Stuttgarter Wilhelma Nashorn Sani ist tot – darum wurde das Tier eingeschläfert

Von red/dpa 

Die Stuttgarter Wilhelma muss von Panzernashorn Sani Abschied nehmen. Die 26-jährige zusehends abgemagerte Kuh hat lange an Krebs gelitten. Jetzt wurde das Tier eingeschläfert.

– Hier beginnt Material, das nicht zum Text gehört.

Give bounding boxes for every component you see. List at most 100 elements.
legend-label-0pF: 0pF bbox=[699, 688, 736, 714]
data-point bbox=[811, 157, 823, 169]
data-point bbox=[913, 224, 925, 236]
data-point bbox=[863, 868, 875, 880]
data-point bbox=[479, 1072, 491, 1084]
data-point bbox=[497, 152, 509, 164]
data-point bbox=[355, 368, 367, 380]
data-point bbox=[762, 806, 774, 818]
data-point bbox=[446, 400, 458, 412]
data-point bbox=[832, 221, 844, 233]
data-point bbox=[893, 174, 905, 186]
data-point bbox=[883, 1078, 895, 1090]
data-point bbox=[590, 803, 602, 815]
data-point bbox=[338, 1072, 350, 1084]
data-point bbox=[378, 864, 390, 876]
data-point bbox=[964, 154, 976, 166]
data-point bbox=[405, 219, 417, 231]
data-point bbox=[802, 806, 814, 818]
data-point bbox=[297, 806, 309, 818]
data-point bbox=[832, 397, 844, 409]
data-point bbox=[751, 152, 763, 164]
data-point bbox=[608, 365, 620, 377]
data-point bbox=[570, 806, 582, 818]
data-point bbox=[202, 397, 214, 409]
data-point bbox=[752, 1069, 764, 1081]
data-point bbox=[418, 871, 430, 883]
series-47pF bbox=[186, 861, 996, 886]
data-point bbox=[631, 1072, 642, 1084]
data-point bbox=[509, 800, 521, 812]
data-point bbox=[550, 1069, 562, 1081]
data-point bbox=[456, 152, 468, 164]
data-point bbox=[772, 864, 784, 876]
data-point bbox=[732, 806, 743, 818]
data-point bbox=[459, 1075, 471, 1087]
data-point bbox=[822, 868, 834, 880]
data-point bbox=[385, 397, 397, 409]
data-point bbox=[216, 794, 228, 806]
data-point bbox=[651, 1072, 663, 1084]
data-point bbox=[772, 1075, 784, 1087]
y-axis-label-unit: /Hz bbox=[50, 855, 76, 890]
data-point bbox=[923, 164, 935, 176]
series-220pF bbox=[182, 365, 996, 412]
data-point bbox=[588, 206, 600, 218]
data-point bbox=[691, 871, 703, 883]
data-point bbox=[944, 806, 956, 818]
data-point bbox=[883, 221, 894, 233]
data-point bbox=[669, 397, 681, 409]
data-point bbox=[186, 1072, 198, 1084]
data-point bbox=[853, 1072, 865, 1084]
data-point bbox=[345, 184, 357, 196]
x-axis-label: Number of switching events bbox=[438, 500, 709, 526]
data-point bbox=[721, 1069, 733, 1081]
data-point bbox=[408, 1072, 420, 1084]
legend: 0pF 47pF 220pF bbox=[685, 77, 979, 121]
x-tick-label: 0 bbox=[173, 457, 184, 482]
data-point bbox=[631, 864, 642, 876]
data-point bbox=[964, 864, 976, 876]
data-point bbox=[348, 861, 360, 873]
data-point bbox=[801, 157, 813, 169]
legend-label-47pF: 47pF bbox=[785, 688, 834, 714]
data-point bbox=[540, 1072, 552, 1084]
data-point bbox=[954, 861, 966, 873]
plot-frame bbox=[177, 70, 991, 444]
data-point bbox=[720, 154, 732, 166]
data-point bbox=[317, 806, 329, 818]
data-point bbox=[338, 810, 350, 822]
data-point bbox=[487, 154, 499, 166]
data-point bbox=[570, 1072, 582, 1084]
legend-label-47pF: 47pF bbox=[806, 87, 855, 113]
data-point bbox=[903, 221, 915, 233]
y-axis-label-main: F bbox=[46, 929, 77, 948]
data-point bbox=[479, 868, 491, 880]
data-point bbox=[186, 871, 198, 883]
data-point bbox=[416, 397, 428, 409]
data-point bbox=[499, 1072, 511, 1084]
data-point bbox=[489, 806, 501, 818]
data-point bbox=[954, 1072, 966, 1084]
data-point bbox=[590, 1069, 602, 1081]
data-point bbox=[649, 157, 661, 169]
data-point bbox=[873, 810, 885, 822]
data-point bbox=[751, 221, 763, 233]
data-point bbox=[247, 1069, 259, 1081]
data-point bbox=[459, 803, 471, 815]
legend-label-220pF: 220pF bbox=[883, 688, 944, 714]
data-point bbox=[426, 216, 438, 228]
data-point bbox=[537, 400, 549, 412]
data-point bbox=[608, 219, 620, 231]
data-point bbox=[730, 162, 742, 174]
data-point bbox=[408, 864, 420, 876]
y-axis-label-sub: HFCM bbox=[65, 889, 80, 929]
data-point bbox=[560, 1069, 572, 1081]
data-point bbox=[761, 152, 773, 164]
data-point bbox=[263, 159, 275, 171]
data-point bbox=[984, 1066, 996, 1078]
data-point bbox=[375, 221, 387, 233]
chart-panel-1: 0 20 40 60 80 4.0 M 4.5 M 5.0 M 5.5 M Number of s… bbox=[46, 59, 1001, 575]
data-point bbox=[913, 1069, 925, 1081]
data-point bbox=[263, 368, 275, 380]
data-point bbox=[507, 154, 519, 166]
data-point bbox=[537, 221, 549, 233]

Sani war ein Geschenk des damaligen Königreichs Nepal und hatte seit 1993 in der Wilhelma gelebt. Foto: Wilhelma Stuttgart / Harald Knitter 4 Bilder
Sani war ein Geschenk des damaligen Königreichs Nepal und hatte seit 1993 in der Wilhelma gelebt. Foto: Wilhelma Stuttgart / Harald Knitter

Stuttgart - Das 26 Jahre alte Panzernashorn Sani aus der Stuttgarter Wilhelma ist tot. Die seit längerer Zeit erkrankte Kuh wurde am Dienstag eingeschläfert, wie der Zoologisch-Botanische Garten mitteilte. Sani litt demnach an Krebs, der zuletzt auch auf lebenswichtige Organe übergegriffen hatte. Die Lebensqualität sei mit Medikamenten so lange erhalten worden, wie es ging, hieß es. Zum Schluss sei Sani aber zusehends abgemagert gewesen.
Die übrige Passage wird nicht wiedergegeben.